The return for many of the equity indexes subsequent to the U.S. election has been stronger than many expected. However, most of the post-election return was generated in the six weeks following the November 8 election, with the equity market trading sideways since mid-December. The post-election spike higher has some investors waiting for a pullback in the market in order to invest cash that may be on the sidelines. Below are a couple of index charts that show this sideways trading range.
The 1-year return for the indices are showing sizable returns as well, due to the low starting point from a year ago. As investors recall, the equity markets had a rough start to the year in 2016, culminating in a low reached in February.
It is often noted that market corrections can occur either in price or over time. At the moment, it appears this sideways market trend might be leading to a correction over time. One factor supportive of this is the sector rotation that has occurred since the election. Knowing a significant pullback can occur at anytime, and frequently unpredictable, a factor providing upside support for the market is earnings. As the below chart shows, year-over-year earnings growth for the S&P 500 Index (NYSEARCA:SPY) is projected to show a nice recovery from the earnings weakness experienced in 2015 and the first half of 2016.

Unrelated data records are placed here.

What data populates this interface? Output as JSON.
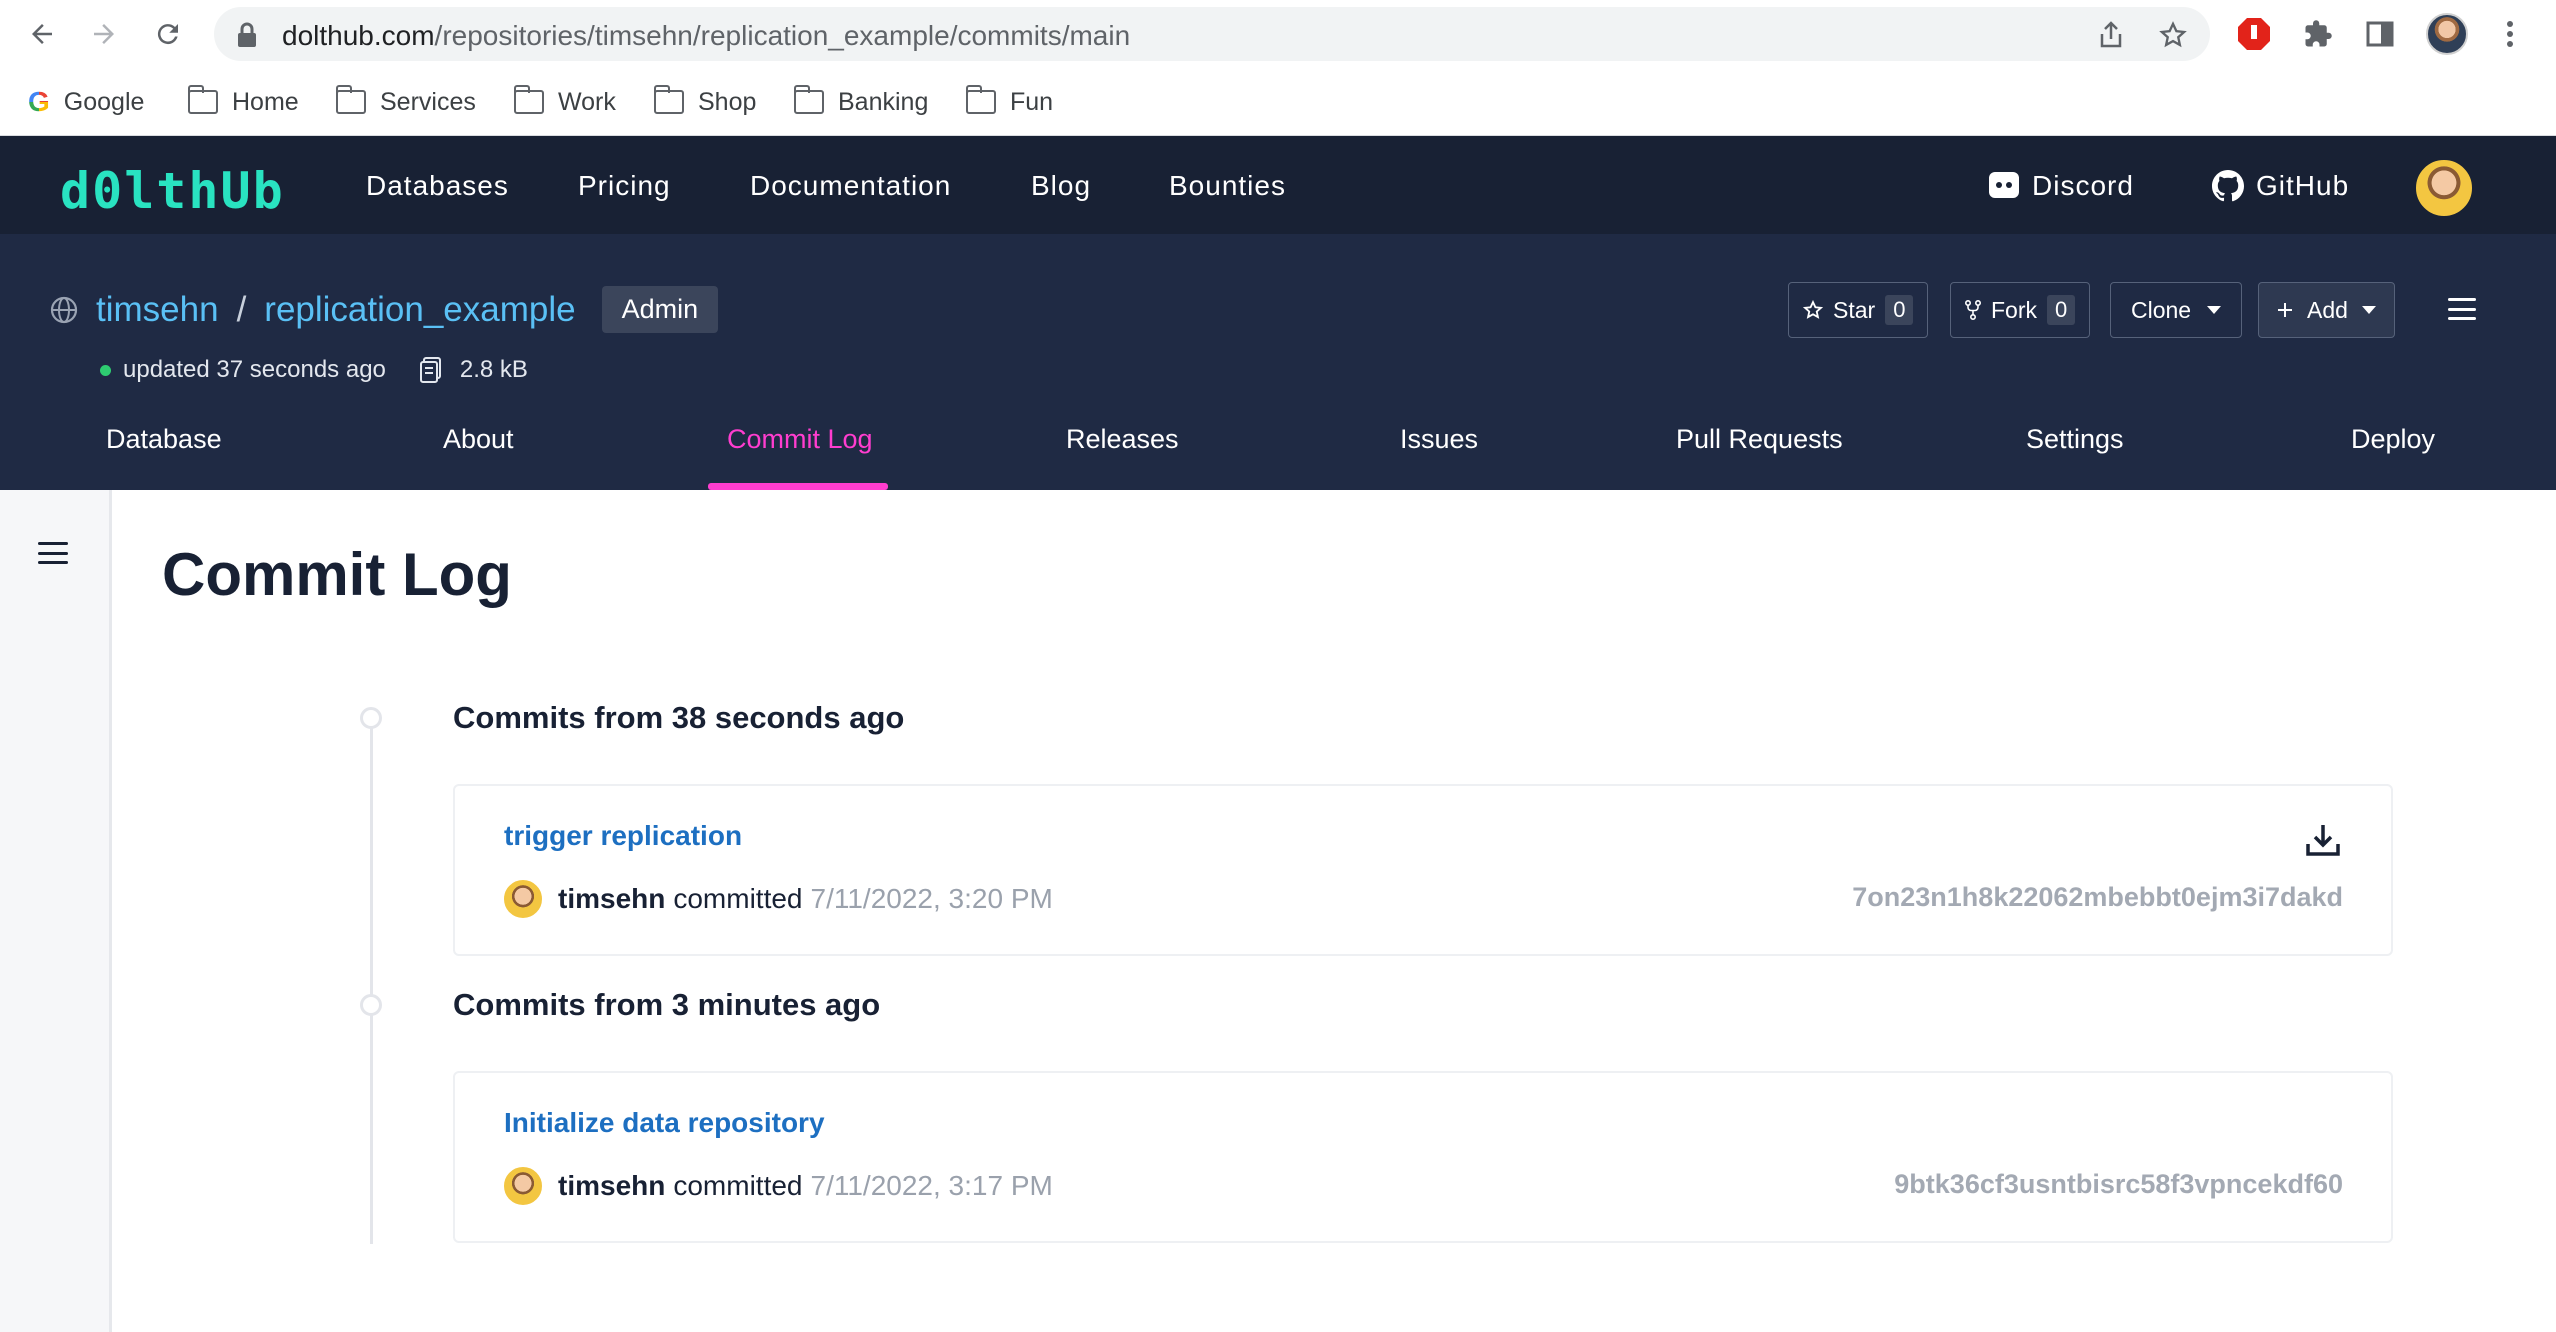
{
  "browser": {
    "url_host": "dolthub.com",
    "url_path": "/repositories/timsehn/replication_example/commits/main",
    "bookmarks": [
      {
        "label": "Google",
        "icon": "google-icon"
      },
      {
        "label": "Home",
        "icon": "folder-icon"
      },
      {
        "label": "Services",
        "icon": "folder-icon"
      },
      {
        "label": "Work",
        "icon": "folder-icon"
      },
      {
        "label": "Shop",
        "icon": "folder-icon"
      },
      {
        "label": "Banking",
        "icon": "folder-icon"
      },
      {
        "label": "Fun",
        "icon": "folder-icon"
      }
    ]
  },
  "topnav": {
    "logo": "d0lthUb",
    "links": [
      "Databases",
      "Pricing",
      "Documentation",
      "Blog",
      "Bounties"
    ],
    "discord": "Discord",
    "github": "GitHub"
  },
  "repo": {
    "owner": "timsehn",
    "separator": "/",
    "name": "replication_example",
    "badge": "Admin",
    "updated": "updated 37 seconds ago",
    "size": "2.8 kB",
    "star_label": "Star",
    "star_count": "0",
    "fork_label": "Fork",
    "fork_count": "0",
    "clone_label": "Clone",
    "add_label": "Add",
    "tabs": [
      "Database",
      "About",
      "Commit Log",
      "Releases",
      "Issues",
      "Pull Requests",
      "Settings",
      "Deploy"
    ],
    "active_tab": "Commit Log"
  },
  "page": {
    "title": "Commit Log",
    "groups": [
      {
        "heading": "Commits from 38 seconds ago",
        "commit": {
          "message": "trigger replication",
          "author": "timsehn",
          "verb": "committed",
          "date": "7/11/2022, 3:20 PM",
          "hash": "7on23n1h8k22062mbebbt0ejm3i7dakd"
        }
      },
      {
        "heading": "Commits from 3 minutes ago",
        "commit": {
          "message": "Initialize data repository",
          "author": "timsehn",
          "verb": "committed",
          "date": "7/11/2022, 3:17 PM",
          "hash": "9btk36cf3usntbisrc58f3vpncekdf60"
        }
      }
    ]
  },
  "colors": {
    "nav_bg": "#182134",
    "repo_bg": "#1f2a44",
    "accent_pink": "#ff3dcf",
    "logo_teal": "#29e3c1",
    "link_blue": "#1d6fc1"
  }
}
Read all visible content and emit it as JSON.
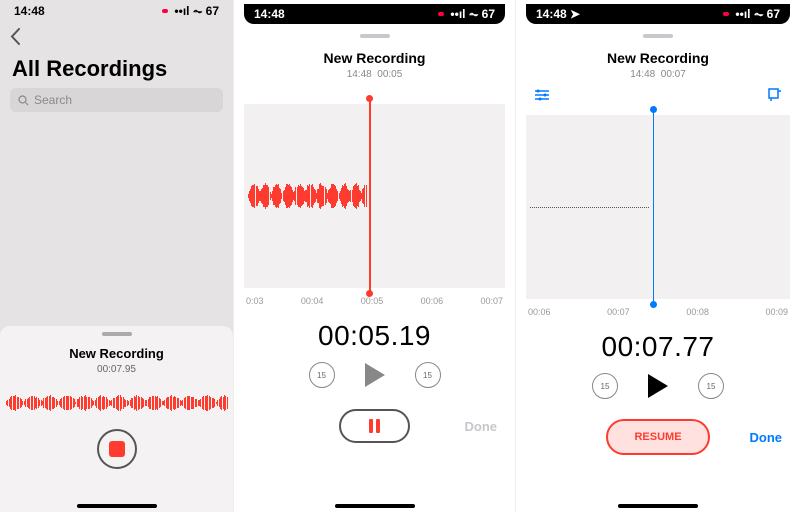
{
  "status": {
    "time": "14:48",
    "battery": "67",
    "location_arrow": true
  },
  "panel1": {
    "title": "All Recordings",
    "search_placeholder": "Search",
    "recording_name": "New Recording",
    "recording_time": "00:07.95"
  },
  "panel2": {
    "title": "New Recording",
    "sub_time": "14:48",
    "sub_duration": "00:05",
    "ticks": [
      "0:03",
      "00:04",
      "00:05",
      "00:06",
      "00:07"
    ],
    "big_time": "00:05.19",
    "skip_label": "15",
    "done_label": "Done"
  },
  "panel3": {
    "title": "New Recording",
    "sub_time": "14:48",
    "sub_duration": "00:07",
    "ticks": [
      "00:06",
      "00:07",
      "00:08",
      "00:09"
    ],
    "big_time": "00:07.77",
    "skip_label": "15",
    "resume_label": "RESUME",
    "done_label": "Done"
  },
  "colors": {
    "record_red": "#ff3b30",
    "ios_blue": "#007aff"
  }
}
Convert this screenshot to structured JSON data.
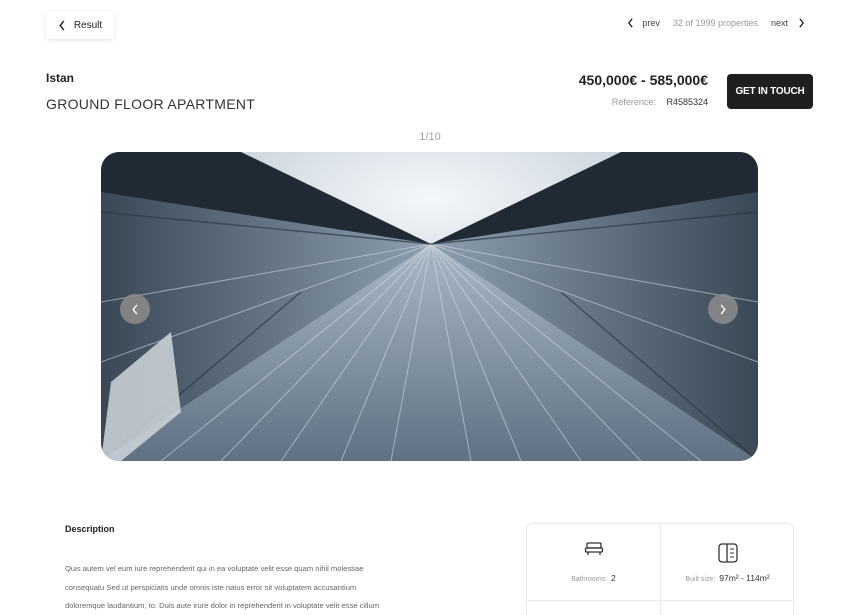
{
  "header": {
    "back_label": "Result",
    "pager": {
      "prev_label": "prev",
      "count_text": "32 of 1999 properties",
      "next_label": "next"
    }
  },
  "property": {
    "location": "Istan",
    "type": "GROUND FLOOR APARTMENT",
    "price": "450,000€  -  585,000€",
    "reference_label": "Reference:",
    "reference_value": "R4585324",
    "cta_label": "GET IN TOUCH"
  },
  "gallery": {
    "counter": "1/10"
  },
  "description": {
    "title": "Description",
    "lines": [
      "Quis autem vel eum iure reprehenderit qui in ea voluptate velit esse quam nihil molestiae",
      "consequatu Sed ut perspiciatis unde omnis iste natus error sit voluptatem accusantium",
      "doloremque laudantium, to. Duis aute irure dolor in reprehenderit in voluptate velit esse cillum"
    ]
  },
  "facts": [
    {
      "icon": "bathtub-icon",
      "label": "Bathrooms:",
      "value": "2"
    },
    {
      "icon": "door-icon",
      "label": "Built size:",
      "value": "97m² - 114m²"
    }
  ],
  "colors": {
    "cta_background": "#1f1f1f",
    "muted_text": "#9a9a9a",
    "border": "#eaeaea"
  }
}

What is important about this earnings recovery is the odds of a sizable market correction is lessened during periods of strong earnings growth. The below chart shows a market return of minus 10% or lower occurs only 7% of the time when earnings growth is 10% or greater.
Consequently, the odds that a significant pullback occurs and provides investors with an opportunity to increase their equity exposure at a lower price level are not in their favor.